HOUSTON, TX -- It was ivory white, shiny, yet classy. It was traditional yet modern. It was exactly what I had imagined. It was perfectly mine and perfectly affordable. I’m talking about the “holy grail” for every bride (after she finds her groom). It was my wedding dress! The best part for me was the search itself: a two-day journey through “La Lagunilla,” a neighborhood in downtown Mexico City, famous for its numerous wedding gown stores.

As a Mexican bride living in Houston, Texas, my mother could not comprehend why I had traveled to Mexico for my gown, since many Mexican brides traveled to Houston to buy theirs. Was it Mexican pride? Or perhaps the joy of walking the busy streets of downtown Mexico with one of my best friends from middle school? Go figure. What I still remember is my mother’s agonizing tone when she pleaded with me, “Di que te lo hizo un diseñador," - “Say that you had it made by a designer.”

And thus, he arrived, creeping and making his way into my wedding - the ghost of prejudice known as “El Qué Dirán!” ("What Will They Say!") Many of us know it all too well - the deeply rooted fear, instilled by our mothers, aunts and grandmothers, that we have to constantly be on guard so we don't give people anything to talk about behind our backs regarding our family.

Growing up, I was no stranger to “el qué dirán.” In fact, throughout my childhood I grew up with countless “Shhhh, no le digas a nadie,” (“Don’t tell anyone”) situations that were, at least in my eyes, completely unimportant. Once the mandate of secrecy was introduced, it brought an element of mystery and almost fear that someone may find out.

Yet it isn’t until now that I have children, that I wonder, is the ghost of “el qué dirán” more cultural or generational? Granted, previous generations tended to be more discreet. With no email or social media people felt they could keep their secrets, well, secret. Yet I have not encountered a family of any other race or nationality that feels such a need to conceal unimportant facts and treats them like national security secrets. Such petty information, and yet, so secretive! Why, I wonder, give so much importance to things that frankly, no one outside of those involved care about. “No one cares where I bought my dress, mom! They just want to dance and drink, like any other Mexican wedding, really," was what I felt like telling my mother that day.

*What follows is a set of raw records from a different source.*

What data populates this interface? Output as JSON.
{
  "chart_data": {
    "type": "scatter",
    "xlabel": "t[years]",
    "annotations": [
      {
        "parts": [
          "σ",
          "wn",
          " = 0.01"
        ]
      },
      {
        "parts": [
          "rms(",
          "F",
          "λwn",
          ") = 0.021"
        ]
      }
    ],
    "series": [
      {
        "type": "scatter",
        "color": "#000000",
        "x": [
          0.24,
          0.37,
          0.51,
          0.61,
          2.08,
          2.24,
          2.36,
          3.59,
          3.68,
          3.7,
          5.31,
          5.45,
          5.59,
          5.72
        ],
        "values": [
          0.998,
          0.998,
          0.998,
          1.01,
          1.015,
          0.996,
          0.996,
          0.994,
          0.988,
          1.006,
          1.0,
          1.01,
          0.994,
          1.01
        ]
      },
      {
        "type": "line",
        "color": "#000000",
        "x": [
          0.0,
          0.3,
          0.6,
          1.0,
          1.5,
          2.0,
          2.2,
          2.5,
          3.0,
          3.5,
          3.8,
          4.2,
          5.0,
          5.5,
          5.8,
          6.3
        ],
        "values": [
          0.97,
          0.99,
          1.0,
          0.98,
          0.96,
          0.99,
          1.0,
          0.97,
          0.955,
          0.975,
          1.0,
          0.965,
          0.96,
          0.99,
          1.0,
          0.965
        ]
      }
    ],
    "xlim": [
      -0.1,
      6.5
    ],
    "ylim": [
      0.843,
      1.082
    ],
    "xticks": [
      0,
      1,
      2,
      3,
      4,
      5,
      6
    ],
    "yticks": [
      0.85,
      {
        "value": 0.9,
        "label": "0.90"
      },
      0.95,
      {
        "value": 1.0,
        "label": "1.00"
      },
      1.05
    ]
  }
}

I now understand my mother’s secrecy towards the origin of my wedding dress. Houston sounded more elegant to her than “La Lagunilla,” and details like that were important when it came to her daughter's wedding.

Yet, situations permeated by “el qué dirán” can reach almost comical levels.

For proof, look no further than my good college friend. She got divorced a decade ago and to this day, when she goes to visit her family, they plead, “Don’t tell anyone you got divorced. We have not told our relatives or friends so, don’t tell anyone.” Thankfully for her family, she has not remarried, but she still worries about bringing home and introducing a husband that is not her previous one.

Here's another crazy and sad example. A girl I knew about in elementary school was not allowed to go on sleepovers or overnight excursions; her mother was terrified of anyone finding out that her hair was curly instead of straight. So, mom and child would wake up extra early to have it straightened every day - something she could not do at a sleepover.

There are many more examples of family “secrets” I remember, both from my family as well as others. Now that I have children, I am making a conscious effort to kill the ghost of prejudice. I don’t want them being afraid of “el qué dirán.

And when it’s time for my daughter to get married, if she wants to buy her dress at Winnie Couture or at “La Lagunilla,” I will support her decision and tell anyone who cares. You won’t see a place setting for “El Qué Dirán” at her wedding! He’s not invited.